Hospice care can last for months or even years depending on the diagnosis but when it comes down to those final weeks, our Hospice at Home Team is on hand to provide vital support not just for the patient, but also their loved ones.

The team of dedicated Palliative Care Sisters, Nurses and Healthcare Assistants offer up to three home visits per day to patients in their own homes. They support them with personal care and symptom management, psychological and emotional support and bridging visits for people waiting for other packages of care.

Each day starts with a morning briefing where the team will discuss each patient’s condition and the bespoke support they need before their visits begin.

Amanda Harvey, Healthcare Assistant, says: “No two days are the same.

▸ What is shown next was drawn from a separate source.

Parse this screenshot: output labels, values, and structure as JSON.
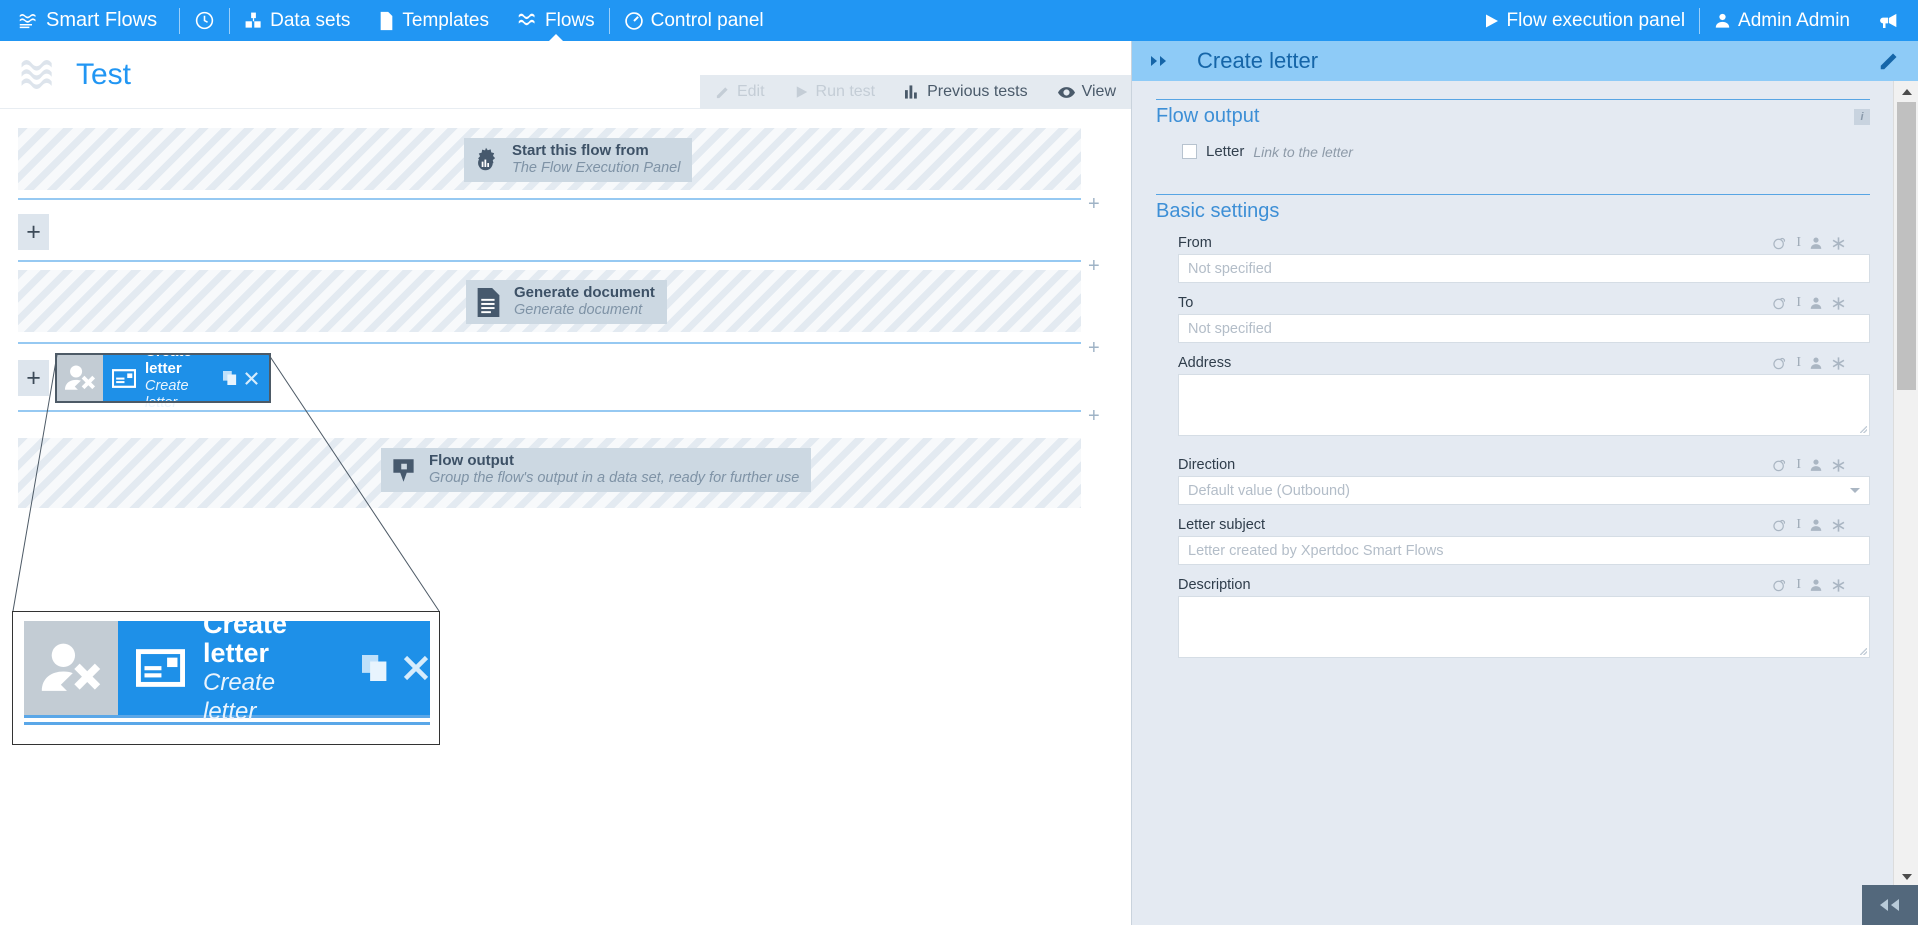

You never know what you’re going to walk into and things can change so quickly.

“The most rewarding thing about this job for me is knowing that I have done everything I can for that person to make them comfortable and pain-free.”

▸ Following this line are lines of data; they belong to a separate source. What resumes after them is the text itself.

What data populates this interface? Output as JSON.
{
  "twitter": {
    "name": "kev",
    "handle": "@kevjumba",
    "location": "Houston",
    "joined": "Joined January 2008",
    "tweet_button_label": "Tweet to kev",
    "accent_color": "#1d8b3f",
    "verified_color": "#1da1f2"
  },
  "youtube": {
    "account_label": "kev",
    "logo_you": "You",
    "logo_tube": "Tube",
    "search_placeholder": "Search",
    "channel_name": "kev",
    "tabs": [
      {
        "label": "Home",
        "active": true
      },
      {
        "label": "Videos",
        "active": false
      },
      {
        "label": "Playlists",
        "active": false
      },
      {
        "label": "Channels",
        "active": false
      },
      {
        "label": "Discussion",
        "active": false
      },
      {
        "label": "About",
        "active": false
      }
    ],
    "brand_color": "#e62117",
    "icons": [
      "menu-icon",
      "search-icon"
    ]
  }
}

The Sisters in the Hospice at Home Team also support with urgent response calls for procedures such as catheterisations and blood tests to avoid unwanted hospital admissions.

Working alongside other healthcare providers, such as district nurses and Birmingham’s Early Intervention Community Team (EICT) and the hospice’s wider Multi-Disciplinary Team, each member of the Hospice at Home Team gives their all to ensuring their patients are cared for and comfortable.

The team also offer support to the patients’ family and friends through respite visits, giving them a chance to go out or take some time for themselves knowing that their loved one is being cared for.

Jess, Sahira and Jai from our Hospice At Home Team

They also listen to a patient’s specific wishes for their final moments. Recently, one patient said he wanted to be able to see the garden, so the team made sure his bed was looking out over it for him and made space for his wife’s bed next to it so they could be together when he died.

Hospice care is about more than death, Jess Horabin, Community Palliative Sister, explains: “It’s about living well with your illness and making the most of the time that is left. The people we see don’t want it to be all doom and gloom, so we try to make them laugh and get to know them as people – things they enjoy such as music, any hobbies and their families and former jobs.

“Sometimes we give our patients a ‘pamper package’ where we can massage them, apply any creams and wash their hair, we don’t rush with the patients. We do this job because we love it and we love caring for people, it’s so rewarding.”

Although it’s fulfilling, it can also be incredibly emotionally demanding for the team. And the support doesn’t stop when that person dies, the team try to attend their funeral and pay their respects, as well as offering bereavement visits to their loved ones who are grieving.

Kelly-Marie Lott, Community Palliative Sister, adds: “The rapport you build with people is priceless. But it can be hard when you have spent months building up such a strong relationship with someone to see them die.

“Sometimes it really hits us hard, you can go home and no one understands what you’ve been through that day. I think that’s why we’re all so close as a team because we do understand what each of us is going through. Sometimes we do have a bit of a cry together, but we also have a laugh too and that keeps us going through the tough times.

“I work in such a fantastic team, they all give 100% to everything they do for patients and their loved ones.

“You get one chance to get it right, so we have to do our best every day.”